Set things up so the inner blue circle is centered at the origin $(0,0)$ with radius $3$, so that the small red circles inside it each have radius $1$, and let one of them be centered at $(2,0)$. The ratio sought is then just the radius $r$ of any of the red circles externally tangent to adjacent inner small red circles. As in your diagram, these red circles extend slightly inside the blue circle of radius $3$ centered at the origin.
Now the coordinates of the center of the first such outer red circle will lie on the ray making an angle of 30 degrees with the positive $x$ axis, and the radius of this first outer red circle is the same as its $y$ coordinate. Therefore the center coordinates may be written as
$$P=(r\sqrt{3},r),$$ making use of trig functions of 30 degrees. What we need is an equation satisfied by this point. One can be found by considering the right triangle formed by $P$, the point $(2,0)$, and the projection of $P$ onto the $x$ axis.

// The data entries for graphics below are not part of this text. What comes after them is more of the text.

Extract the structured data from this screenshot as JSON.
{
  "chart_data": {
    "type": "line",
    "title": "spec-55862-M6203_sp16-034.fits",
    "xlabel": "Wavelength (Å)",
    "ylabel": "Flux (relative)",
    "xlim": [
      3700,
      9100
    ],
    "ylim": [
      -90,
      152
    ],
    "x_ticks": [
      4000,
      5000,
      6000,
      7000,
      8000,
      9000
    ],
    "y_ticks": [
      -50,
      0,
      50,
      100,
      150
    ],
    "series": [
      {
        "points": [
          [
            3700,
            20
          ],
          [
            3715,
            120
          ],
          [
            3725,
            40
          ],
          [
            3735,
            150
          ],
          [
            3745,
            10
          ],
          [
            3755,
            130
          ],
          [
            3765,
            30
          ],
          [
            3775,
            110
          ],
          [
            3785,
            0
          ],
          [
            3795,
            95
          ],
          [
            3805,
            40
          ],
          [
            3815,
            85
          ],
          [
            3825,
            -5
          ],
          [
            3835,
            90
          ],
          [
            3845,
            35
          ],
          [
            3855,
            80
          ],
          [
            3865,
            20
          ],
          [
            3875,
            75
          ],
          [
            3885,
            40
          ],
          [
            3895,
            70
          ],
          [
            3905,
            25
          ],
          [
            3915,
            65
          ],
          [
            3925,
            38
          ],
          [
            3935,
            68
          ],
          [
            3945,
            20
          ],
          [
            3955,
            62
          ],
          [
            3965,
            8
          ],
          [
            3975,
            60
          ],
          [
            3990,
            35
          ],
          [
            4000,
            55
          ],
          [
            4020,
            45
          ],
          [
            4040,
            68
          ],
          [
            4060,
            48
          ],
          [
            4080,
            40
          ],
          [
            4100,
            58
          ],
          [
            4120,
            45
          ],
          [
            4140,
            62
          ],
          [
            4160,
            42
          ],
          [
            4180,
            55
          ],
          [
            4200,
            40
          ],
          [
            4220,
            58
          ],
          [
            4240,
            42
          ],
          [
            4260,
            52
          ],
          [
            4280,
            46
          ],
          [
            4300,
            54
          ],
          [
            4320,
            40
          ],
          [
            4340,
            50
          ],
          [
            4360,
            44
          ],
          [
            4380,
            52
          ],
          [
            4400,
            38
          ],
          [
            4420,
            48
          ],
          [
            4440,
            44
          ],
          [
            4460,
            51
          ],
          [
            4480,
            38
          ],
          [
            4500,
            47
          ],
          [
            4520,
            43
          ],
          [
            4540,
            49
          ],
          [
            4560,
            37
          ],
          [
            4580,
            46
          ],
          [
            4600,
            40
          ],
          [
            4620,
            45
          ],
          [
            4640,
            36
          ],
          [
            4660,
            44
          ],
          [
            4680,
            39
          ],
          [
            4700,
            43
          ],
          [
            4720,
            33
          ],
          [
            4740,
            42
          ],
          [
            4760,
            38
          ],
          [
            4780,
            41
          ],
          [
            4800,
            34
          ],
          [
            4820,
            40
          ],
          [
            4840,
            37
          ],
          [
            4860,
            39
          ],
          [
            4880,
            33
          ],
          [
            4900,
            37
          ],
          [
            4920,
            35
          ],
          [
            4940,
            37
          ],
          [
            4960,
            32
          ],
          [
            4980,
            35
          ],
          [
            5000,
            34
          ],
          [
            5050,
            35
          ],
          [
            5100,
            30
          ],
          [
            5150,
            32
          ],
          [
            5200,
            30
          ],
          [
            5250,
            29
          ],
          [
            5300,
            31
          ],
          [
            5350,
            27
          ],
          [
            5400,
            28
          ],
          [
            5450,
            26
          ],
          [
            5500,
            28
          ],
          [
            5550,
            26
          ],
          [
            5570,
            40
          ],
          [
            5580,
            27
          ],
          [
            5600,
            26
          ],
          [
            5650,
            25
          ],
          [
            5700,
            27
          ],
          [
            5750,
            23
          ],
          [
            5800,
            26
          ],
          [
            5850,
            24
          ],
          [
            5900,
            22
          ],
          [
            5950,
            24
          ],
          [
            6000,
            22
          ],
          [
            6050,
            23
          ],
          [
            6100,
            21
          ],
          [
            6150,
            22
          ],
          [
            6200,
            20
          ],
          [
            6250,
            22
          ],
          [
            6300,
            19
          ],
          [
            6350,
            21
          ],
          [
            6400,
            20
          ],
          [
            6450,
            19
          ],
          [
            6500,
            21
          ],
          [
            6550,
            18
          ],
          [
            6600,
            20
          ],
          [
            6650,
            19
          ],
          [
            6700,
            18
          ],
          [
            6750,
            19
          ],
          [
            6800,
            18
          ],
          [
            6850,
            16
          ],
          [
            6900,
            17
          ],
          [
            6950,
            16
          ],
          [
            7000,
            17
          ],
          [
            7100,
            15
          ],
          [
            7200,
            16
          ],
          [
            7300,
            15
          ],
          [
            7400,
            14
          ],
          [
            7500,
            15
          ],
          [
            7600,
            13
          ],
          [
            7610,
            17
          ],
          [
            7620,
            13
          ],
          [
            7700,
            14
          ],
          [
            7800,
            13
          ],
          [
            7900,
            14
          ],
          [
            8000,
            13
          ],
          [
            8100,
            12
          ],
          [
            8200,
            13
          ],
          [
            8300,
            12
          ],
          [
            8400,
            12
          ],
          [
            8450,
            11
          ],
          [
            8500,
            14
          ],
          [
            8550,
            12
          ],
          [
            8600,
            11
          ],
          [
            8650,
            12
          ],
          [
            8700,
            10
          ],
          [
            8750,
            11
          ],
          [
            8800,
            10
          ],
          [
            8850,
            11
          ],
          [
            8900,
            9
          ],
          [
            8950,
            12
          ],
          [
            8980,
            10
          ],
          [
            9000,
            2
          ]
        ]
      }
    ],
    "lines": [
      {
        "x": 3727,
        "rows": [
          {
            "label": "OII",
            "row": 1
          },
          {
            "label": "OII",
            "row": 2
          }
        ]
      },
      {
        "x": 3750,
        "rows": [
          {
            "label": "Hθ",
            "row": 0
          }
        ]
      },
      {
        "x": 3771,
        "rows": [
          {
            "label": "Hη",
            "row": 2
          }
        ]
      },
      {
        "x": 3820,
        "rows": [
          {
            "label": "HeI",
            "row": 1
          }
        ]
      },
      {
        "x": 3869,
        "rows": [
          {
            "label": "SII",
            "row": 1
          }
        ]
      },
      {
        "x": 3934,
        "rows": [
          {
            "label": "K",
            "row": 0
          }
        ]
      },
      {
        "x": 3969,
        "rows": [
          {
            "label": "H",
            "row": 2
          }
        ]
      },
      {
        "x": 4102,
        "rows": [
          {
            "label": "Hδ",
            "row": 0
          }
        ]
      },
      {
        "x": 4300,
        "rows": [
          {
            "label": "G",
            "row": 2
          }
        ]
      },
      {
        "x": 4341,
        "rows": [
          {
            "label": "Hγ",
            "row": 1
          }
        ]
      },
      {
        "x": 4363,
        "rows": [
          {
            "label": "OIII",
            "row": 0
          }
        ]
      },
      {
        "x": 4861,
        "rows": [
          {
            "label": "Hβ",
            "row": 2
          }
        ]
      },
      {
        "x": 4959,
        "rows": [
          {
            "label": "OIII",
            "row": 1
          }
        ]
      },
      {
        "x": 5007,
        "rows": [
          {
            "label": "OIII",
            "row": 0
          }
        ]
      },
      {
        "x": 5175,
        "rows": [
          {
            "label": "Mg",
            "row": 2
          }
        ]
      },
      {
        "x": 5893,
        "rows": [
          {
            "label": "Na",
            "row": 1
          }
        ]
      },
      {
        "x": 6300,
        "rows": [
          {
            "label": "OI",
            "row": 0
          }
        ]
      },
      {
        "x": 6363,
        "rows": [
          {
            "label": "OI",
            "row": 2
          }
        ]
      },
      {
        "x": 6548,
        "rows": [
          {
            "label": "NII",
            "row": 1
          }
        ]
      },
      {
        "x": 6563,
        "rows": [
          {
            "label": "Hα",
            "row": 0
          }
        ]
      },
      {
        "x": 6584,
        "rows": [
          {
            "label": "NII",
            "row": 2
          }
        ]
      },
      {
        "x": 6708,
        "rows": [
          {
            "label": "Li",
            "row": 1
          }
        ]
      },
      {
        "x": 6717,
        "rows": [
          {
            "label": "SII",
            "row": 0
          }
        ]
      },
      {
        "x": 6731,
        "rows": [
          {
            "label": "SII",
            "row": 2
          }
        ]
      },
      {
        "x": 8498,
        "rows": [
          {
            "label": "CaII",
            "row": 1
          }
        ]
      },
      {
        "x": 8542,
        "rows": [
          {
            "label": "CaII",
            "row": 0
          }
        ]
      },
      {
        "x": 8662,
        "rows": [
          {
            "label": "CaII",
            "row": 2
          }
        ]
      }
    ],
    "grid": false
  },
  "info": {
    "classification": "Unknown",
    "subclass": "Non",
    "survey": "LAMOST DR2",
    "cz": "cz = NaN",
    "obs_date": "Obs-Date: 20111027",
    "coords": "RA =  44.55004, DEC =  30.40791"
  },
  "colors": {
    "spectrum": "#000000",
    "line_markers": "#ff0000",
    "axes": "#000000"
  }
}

The formula obtained is then
$$(r\sqrt{3}-2)^2+r^2=(r+1)^2.$$
This has two roots, one of which is too small, and the correct root is (using the $+$ in the quadratic equation):
$$r = \frac{1+2\sqrt{3}+2\sqrt{1+\sqrt{3}}}{3} \approx 2.5899616.$$
It makes sense this radius (which is also the sought for ratio) should be less than $3$, since drawing pictures makes it clear one has to move the outer circles inward from your sketched larger surrounding blue circles, in order to make them tangent to the smaller circles. I was surprised by the appearance of a "radical inside a radical" in the result.